There are opportunities arising for us. In 2016, we completed the development of a primary care centre in Castlebar, which will become a base for one of our community mental health teams. We will shortly complete a similar centre in Westport, County Mayo and we have planning permission to develop a community health team base in Tuam, County Galway. We are also in the process of completing the development of a new 50 bed inpatient unit on the grounds of Galway University Hospital and minor capital works are taking place across a range of facilities in Castlebar and in Roscommon. All of these investments are designed to create further opportunities for us to develop our community-based services that integrate well with other more general health services. This is an important factor of the services we are trying to develop.

We are, however, facing challenges. Recruitment of qualified nursing and medical staff continues to be a significant issue for CHO 2. Subsequently, these difficulties lead to a reliance on services provided through agency staff and the cost and other issues associated with this approach to employment.

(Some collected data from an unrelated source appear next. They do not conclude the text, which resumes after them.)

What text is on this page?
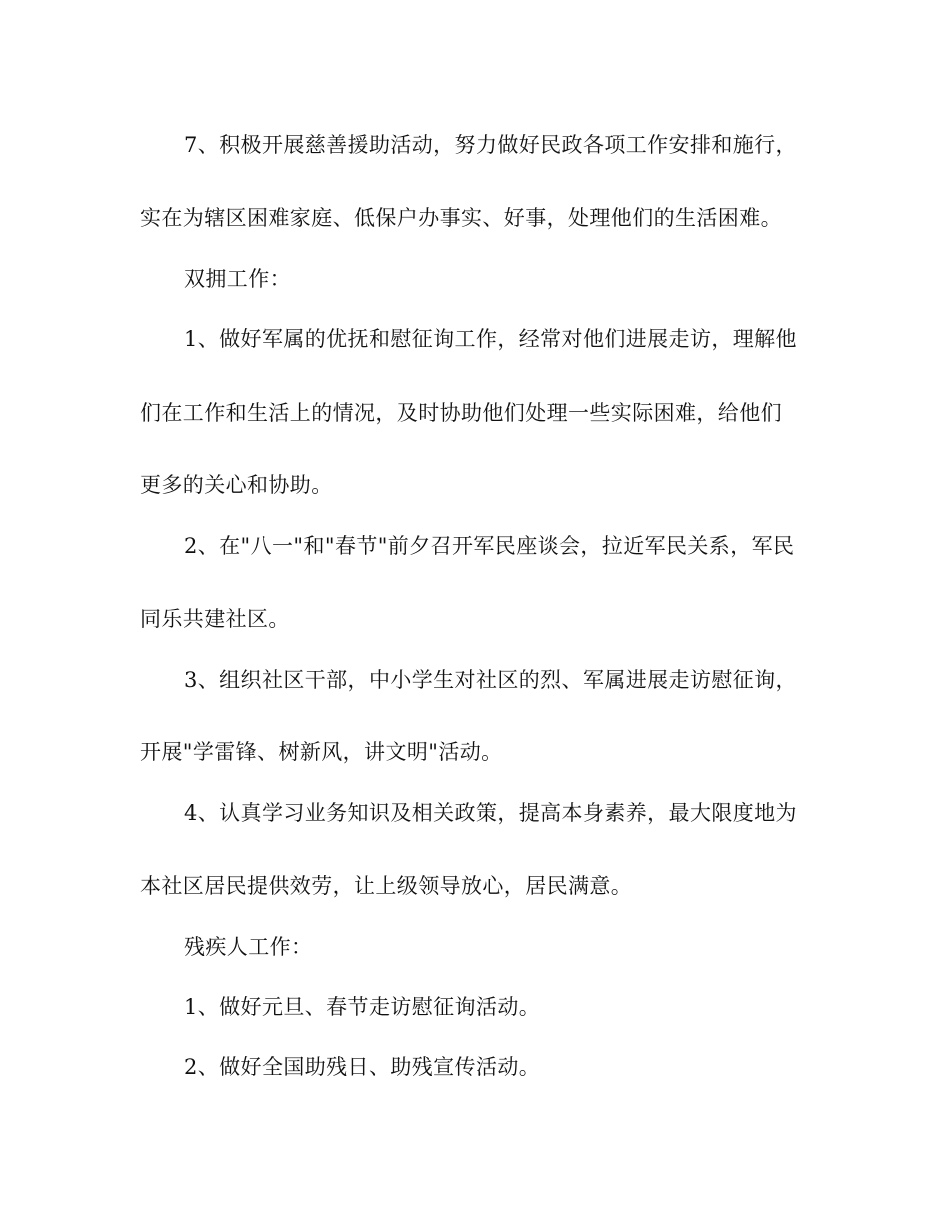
7、积极开展慈善援助活动，努力做好民政各项工作安排和施行，
实在为辖区困难家庭、低保户办事实、好事，处理他们的生活困难。
双拥工作：
1、做好军属的优抚和慰征询工作，经常对他们进展走访，理解他
们在工作和生活上的情况，及时协助他们处理一些实际困难，给他们
更多的关心和协助。
2、在"八一"和"春节"前夕召开军民座谈会，拉近军民关系，军民
同乐共建社区。
3、组织社区干部，中小学生对社区的烈、军属进展走访慰征询，
开展"学雷锋、树新风，讲文明"活动。
4、认真学习业务知识及相关政策，提高本身素养，最大限度地为
本社区居民提供效劳，让上级领导放心，居民满意。
残疾人工作：
1、做好元旦、春节走访慰征询活动。
2、做好全国助残日、助残宣传活动。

While great progress has been made in developing our services along the strategic direction outlined for us in A Vision for Change, there is still a lot of work to do in this regard. We have a highly skilled and motivated workforce that is receptive to the process of continuous improvement, but there are cultural impediments within our services and the communities we serve that we need to overcome if we are to continue to modernise our mental health services. In recent years, the mental health services have led the way in involving service users in the design and delivery of services. I say this in the context of the health services generally. We expect this to develop even further and are very optimistic about the outcomes this involvement will have for our services overall. The importance of integrating our mental health services with other vital services such as primary care and social care cannot be over emphasised.

I thank the Chairman and the committee for their time today.